IV
ANGOLA
A primeira localidade, Luso, estava
praticamente abandonada. Em um prédio sujo e com os vidros quebrados, onde
ondulava a bandeira amarela e branca da FNLA, meia dúzia de guerrilheiros
fizeram o controle de nossas viaturas sem opor obstáculos, graças ao passe assinado
pelo próprio Holden.
Nas poeirentas estradas antes atulhadas de
transportes militares portugueses, nada se via. Não cruzamos com nenhum veículo
até chegarmos em São Salvador, uma próspera vila nos tempos anteriores à
revolução de 25 de Abril.
Na pista de pouso ainda estacionavam dois
aviões particulares e pelo menos uma centena de brancos ainda ali viviam,
desprezando o êxodo para a Europa e confiando no futuro. Fomos acolhidos com alegria
e ali almoçamos.
Seguimos em frente até chegarmos ao
litoral, na agradável vila Ambrizete, que também demonstrava sinais de
esvaziamento com o comércio praticamente paralisado e poucos brancos. Dali, uma
estrada asfaltada corria até Ambriz, nosso destino.
Já era noite feita quando penetramos na
cidade. Ali o movimento aumentava, notava-se grande atividade de militares,
inclusive grupos femininos, sempre armados com a pequena Uzi, a eficiente
pistola-metralhadora israelense.
Ambriz, à beira
mar, assentava-se sobre uma ponta escarpada, que ia progressivamente suavizando
até se transformar em praia. Possuía algumas ruas pavimentadas e a avenida
principal terminava em uma praça, defronte da qual destacava-se a silhueta baixa
e escura da fortaleza, uma centenária construção militar portuguesa, agora
transformada no principal quartel do Exército de Libertação Nacional.
As Kombis passaram pelo portão do forte e
estacionaram no centro do pátio. Saltamos para fora, esticando o corpo cansado
da longa e incómoda viagem.
Os
soldados negros, de longe, nos miravam com curiosidade.

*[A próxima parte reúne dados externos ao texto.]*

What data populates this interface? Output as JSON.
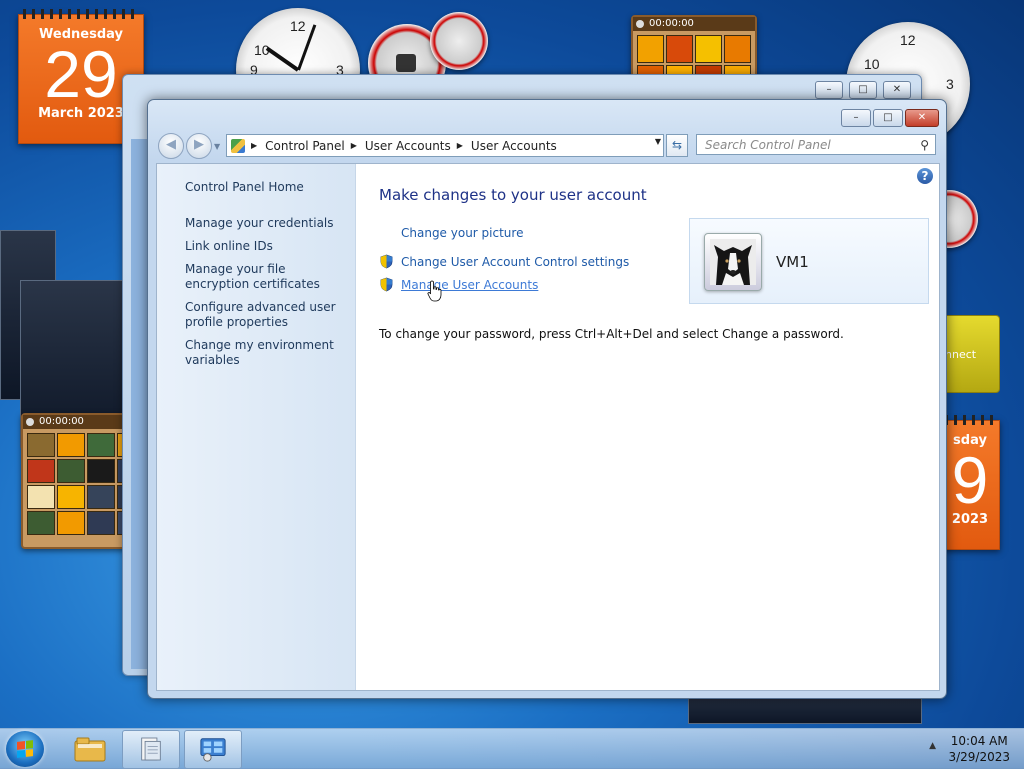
{
  "desktop": {
    "calendar_left": {
      "weekday": "Wednesday",
      "day": "29",
      "month_year": "March 2023"
    },
    "calendar_right": {
      "weekday": "sday",
      "day": "9",
      "month_year": "2023"
    },
    "puzzle_timer_top": "00:00:00",
    "puzzle_timer_left": "00:00:00",
    "gadget_partial_label": "nnect"
  },
  "window": {
    "breadcrumb": [
      "Control Panel",
      "User Accounts",
      "User Accounts"
    ],
    "search_placeholder": "Search Control Panel",
    "left_nav": {
      "home": "Control Panel Home",
      "items": [
        "Manage your credentials",
        "Link online IDs",
        "Manage your file encryption certificates",
        "Configure advanced user profile properties",
        "Change my environment variables"
      ]
    },
    "heading": "Make changes to your user account",
    "tasks": {
      "change_picture": "Change your picture",
      "uac_settings": "Change User Account Control settings",
      "manage_accounts": "Manage User Accounts"
    },
    "password_note": "To change your password, press Ctrl+Alt+Del and select Change a password.",
    "user": {
      "name": "VM1"
    },
    "help_glyph": "?"
  },
  "taskbar": {
    "time": "10:04 AM",
    "date": "3/29/2023"
  },
  "colors": {
    "link": "#1e5aa8",
    "heading": "#1e3287",
    "calendar": "#e25a0f",
    "desktop": "#1b6fc4"
  }
}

Dá-nos as boas vindas Hendrik Vai Neto,
Ministro da FNLA, talvez o mais influente de todos, pois realmente trabalha na
linha de frente, longe das mordomias de Kinshasa e Holden lhe é grato por isso.
Explica-nos as pobres condições de vida do
local, a falta de alimentos e conforto, desculpando-se pelo mínimo que nos pode
oferecer. Um pequeno lanche foi preparado numa pensão, a única que ainda
funciona e de lá mesmo somos distribuídos pêlos diversos alojamentos na vila,
pois no momento não é possível ficarmos todos reunidos.
Isto não me agrada, pois divididos e
espalhados nos tornamos fracos num local onde sabemos que nem todos pensam como
o presidente Holden, muitos são contra a presença de brancos no ELNA.
Alguns ficam na própria pensão, outros em
casas particulares cujos donos fugiram para a Europa e eu fico só, alojado no
hotel dos oficiais, construção de dois andares em frente à pensão.
O quarto é razoável, o comandante que me
instala consegue um mosquiteiro e procuro tomar um banho. Não há água corrente
e o pessoal lava-se no pátio, com latas que enchem num reservatório... os banheiros
estão imundos, ninguém se preocupa com a limpeza.
Recordo-me que afinal estamos em guerra,
que mais queria eu! ? Sem banho, resolvo dormir, que o cansaço já se faz
presente e amanhã é dia de trabalho, pois ajudar a construir uma nação é
serviço pesado e não se pode perder tempo!
Às seis da manhã estamos tomando café na
pensão. Um padeiro ainda trabalha na Vila, embora com limitadíssima produção e
num louvável esforço consegue nos oferecer pequenos bolos doces. Produz também
diariamente uns 50 pãezinhos, para consumo na residência do Presidente, quando
este permanece em Ambriz.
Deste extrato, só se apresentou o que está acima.